What I do know- is that the young vocal, informed, intelligent and energized voters of Fiji will vote for a party that seriously promises an honest and responsive/responsible government, promises reasonable food prices, shelter, education, jobs and health care. The protection of its citizens against crime and violence should be on top of its target list. The mantra of the electable party should be “cheap food prices, good health, education, employment opportunities and a responsive/responsible government”. This is the message the citizens of Fiji have been dying to hear for decades from their politicians.
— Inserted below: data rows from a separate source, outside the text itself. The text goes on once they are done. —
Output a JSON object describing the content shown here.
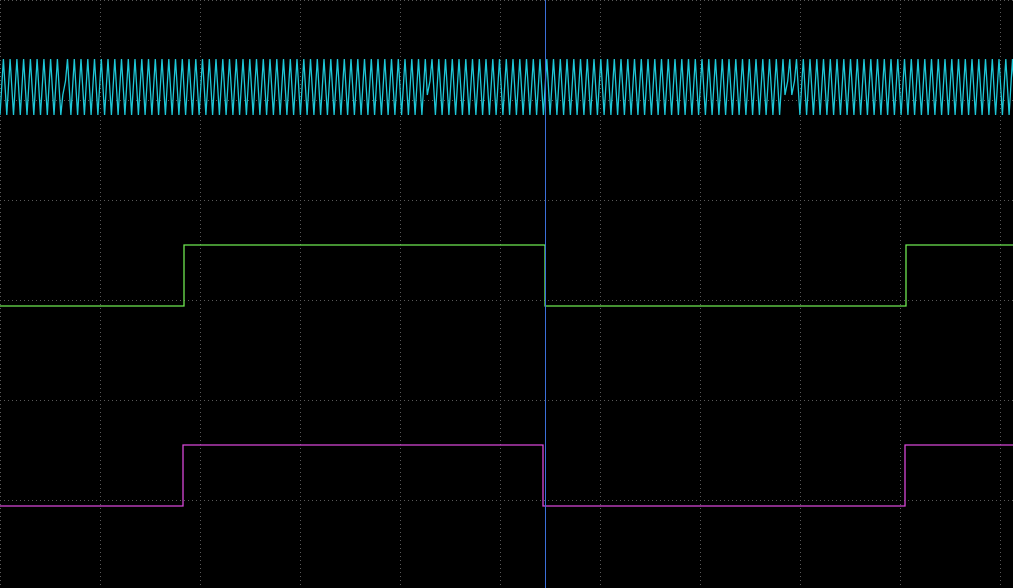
{
  "chart_data": {
    "type": "line",
    "title": "",
    "xlabel": "",
    "ylabel": "",
    "grid": true,
    "legend": "none",
    "x_divisions": 10,
    "y_divisions": 10,
    "x_range": [
      0,
      10.13
    ],
    "y_range": [
      -5.88,
      0
    ],
    "cursor": {
      "x": 5.45,
      "color": "#3b6fd8"
    },
    "background_color": "#000000",
    "grid_color": "#5a5a5a",
    "series": [
      {
        "key": "ch1-clock",
        "color": "#1ec8d8",
        "kind": "clock",
        "x_start": 0,
        "x_end": 10.13,
        "y_high": -0.59,
        "y_low": -1.15,
        "period": 0.0675,
        "glitch_x": [
          0.62,
          4.25,
          7.87
        ]
      },
      {
        "key": "ch2-square",
        "color": "#6ee850",
        "kind": "square",
        "y_high": -2.45,
        "y_low": -3.06,
        "points": [
          [
            0,
            "low"
          ],
          [
            1.84,
            "high"
          ],
          [
            5.45,
            "low"
          ],
          [
            9.06,
            "high"
          ],
          [
            10.13,
            "high"
          ]
        ]
      },
      {
        "key": "ch3-square",
        "color": "#d846d8",
        "kind": "square",
        "y_high": -4.45,
        "y_low": -5.06,
        "points": [
          [
            0,
            "low"
          ],
          [
            1.83,
            "high"
          ],
          [
            5.43,
            "low"
          ],
          [
            9.05,
            "high"
          ],
          [
            10.13,
            "high"
          ]
        ]
      }
    ]
  }
}
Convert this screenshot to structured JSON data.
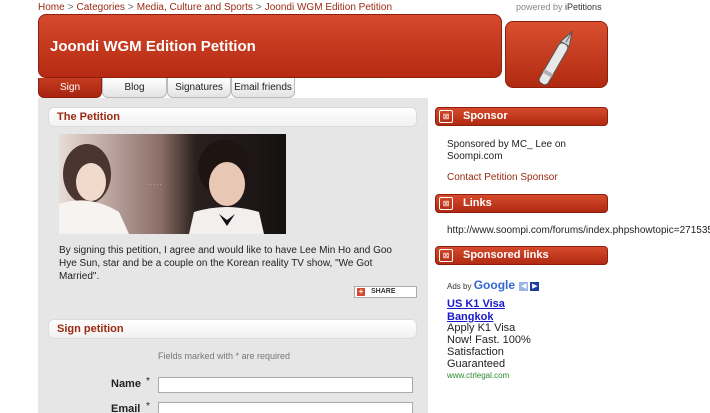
{
  "breadcrumb": [
    "Home",
    "Categories",
    "Media, Culture and Sports",
    "Joondi WGM Edition Petition"
  ],
  "breadcrumb_separator": ">",
  "powered": {
    "prefix": "powered by",
    "brand": "iPetitions"
  },
  "header": {
    "title": "Joondi WGM Edition Petition"
  },
  "tabs": [
    {
      "label": "Sign",
      "active": true
    },
    {
      "label": "Blog",
      "active": false
    },
    {
      "label": "Signatures",
      "active": false
    },
    {
      "label": "Email friends",
      "active": false
    }
  ],
  "petition": {
    "heading": "The Petition",
    "text": "By signing this petition, I agree and would like to have Lee Min Ho and Goo Hye Sun, star and be a couple on the Korean reality TV show, \"We Got Married\".",
    "share_label": "SHARE"
  },
  "sign": {
    "heading": "Sign petition",
    "fields_note": "Fields marked with * are required",
    "name_label": "Name",
    "email_label": "Email",
    "required_mark": "*"
  },
  "sidebar": {
    "sponsor_heading": "Sponsor",
    "sponsor_line1": "Sponsored by MC_ Lee on",
    "sponsor_line2": "Soompi.com",
    "contact_link": "Contact Petition Sponsor",
    "links_heading": "Links",
    "link_url": "http://www.soompi.com/forums/index.phpshowtopic=271535",
    "sponsored_links_heading": "Sponsored links",
    "close_glyph": "⊠"
  },
  "ads": {
    "ads_by": "Ads by",
    "google": "Google",
    "title_line1": "US K1 Visa",
    "title_line2": "Bangkok",
    "body": [
      "Apply K1 Visa",
      "Now! Fast. 100%",
      "Satisfaction",
      "Guaranteed"
    ],
    "url": "www.ctrlegal.com",
    "prev_arrow": "◀",
    "next_arrow": "▶"
  },
  "colors": {
    "brand_red": "#b52a12",
    "link_blue": "#1a1acc",
    "ad_green": "#2a8a2a"
  }
}
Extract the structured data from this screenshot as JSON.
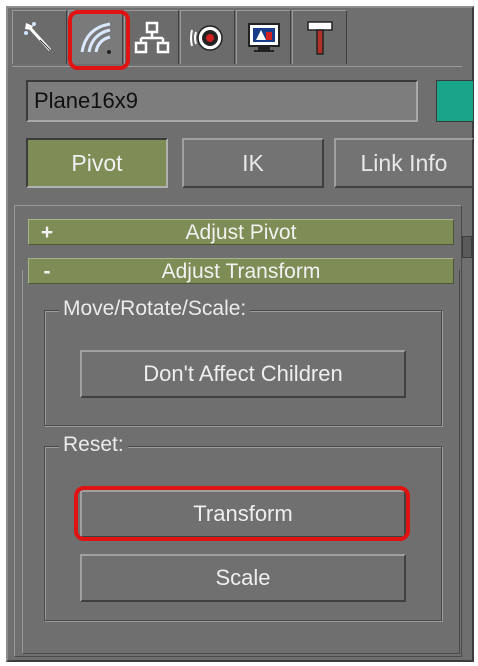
{
  "tabs": [
    {
      "icon": "create-icon",
      "active": false
    },
    {
      "icon": "modify-icon",
      "active": true
    },
    {
      "icon": "hierarchy-icon",
      "active": false
    },
    {
      "icon": "motion-icon",
      "active": false
    },
    {
      "icon": "display-icon",
      "active": false
    },
    {
      "icon": "utilities-hammer-icon",
      "active": false
    }
  ],
  "object": {
    "name": "Plane16x9",
    "color": "#18a58a"
  },
  "modes": {
    "pivot": "Pivot",
    "ik": "IK",
    "link_info": "Link Info"
  },
  "rollouts": {
    "adjust_pivot": {
      "sign": "+",
      "title": "Adjust Pivot"
    },
    "adjust_transform": {
      "sign": "-",
      "title": "Adjust Transform"
    }
  },
  "groups": {
    "move_rotate_scale": {
      "label": "Move/Rotate/Scale:",
      "button": "Don't Affect Children"
    },
    "reset": {
      "label": "Reset:",
      "transform_button": "Transform",
      "scale_button": "Scale"
    }
  },
  "colors": {
    "panel": "#6f6f6f",
    "active_green": "#7e8c55",
    "highlight_red": "#e11212"
  }
}
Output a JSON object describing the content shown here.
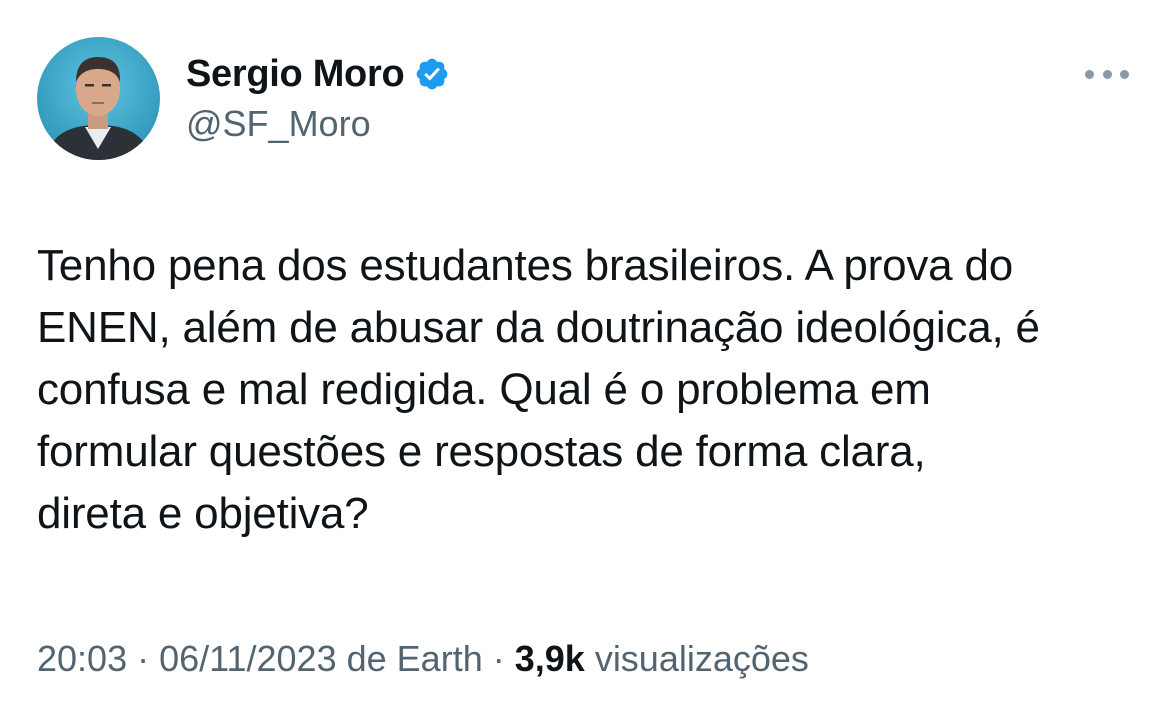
{
  "author": {
    "display_name": "Sergio Moro",
    "handle": "@SF_Moro",
    "verified": true,
    "avatar_icon": "profile-photo"
  },
  "tweet": {
    "text": "Tenho pena dos estudantes brasileiros. A prova do ENEN, além de abusar da doutrinação ideológica, é confusa e mal redigida. Qual é o problema em formular questões e respostas de forma clara, direta e objetiva?",
    "text_lines": [
      "Tenho pena dos estudantes brasileiros. A prova do",
      "ENEN, além de abusar da doutrinação ideológica, é",
      "confusa e mal redigida. Qual é o problema em",
      "formular questões e respostas de forma clara,",
      "direta e objetiva?"
    ]
  },
  "meta": {
    "time": "20:03",
    "separator": " · ",
    "date": "06/11/2023",
    "source": "de Earth",
    "views_count": "3,9k",
    "views_label": "visualizações"
  },
  "colors": {
    "text_primary": "#0f1419",
    "text_secondary": "#536471",
    "verified_blue": "#1d9bf0",
    "more_dots": "#8b98a5"
  },
  "icons": {
    "verified": "verified-badge-icon",
    "more": "more-options-icon"
  }
}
Thus, if a party really wants to win the election then the party candidates must hammer on these issues before the country heads to polls on September 17, 2014. Just talking about Mr. Bainimarama’s record of past eight years will not suffice. Personal attacks and bickering about petty matters and political mess-ups, crooked politicians will not get votes. Think about legitimate ways and means of winning the election. Make speeches about issues. Talk about how the country can be improved. Specify how an honest and responsive government will be created and put into action. Discuss how things are going to be done differently. Talk about transparency, talk about making Fiji more attractive place to invest, show people how the Land issues will get resolved, talk about being tough on those who commit crime etc., It is high time to hit on these key issues rather than dwelling on the past. One cannot win an election by mudslinging, calling names, threatening other candidates’with lawsuits and exposing Frank Bainimarama’s past records. He has done few very good things and he has also done things which were not at all beneficial to the country. So, dear politicians think about the future. Fiji has the framework, it has some very intelligent people, it has the resources, it has the charm and beauty embedded in its people and it is blessed with lots of natural beauty that very few island nations can brag about. Forget the past- let bygones be bygones; it’s time for change and fresh start. “Yesterday is gone but don’t stop thinking about tomorrow” should be the theme.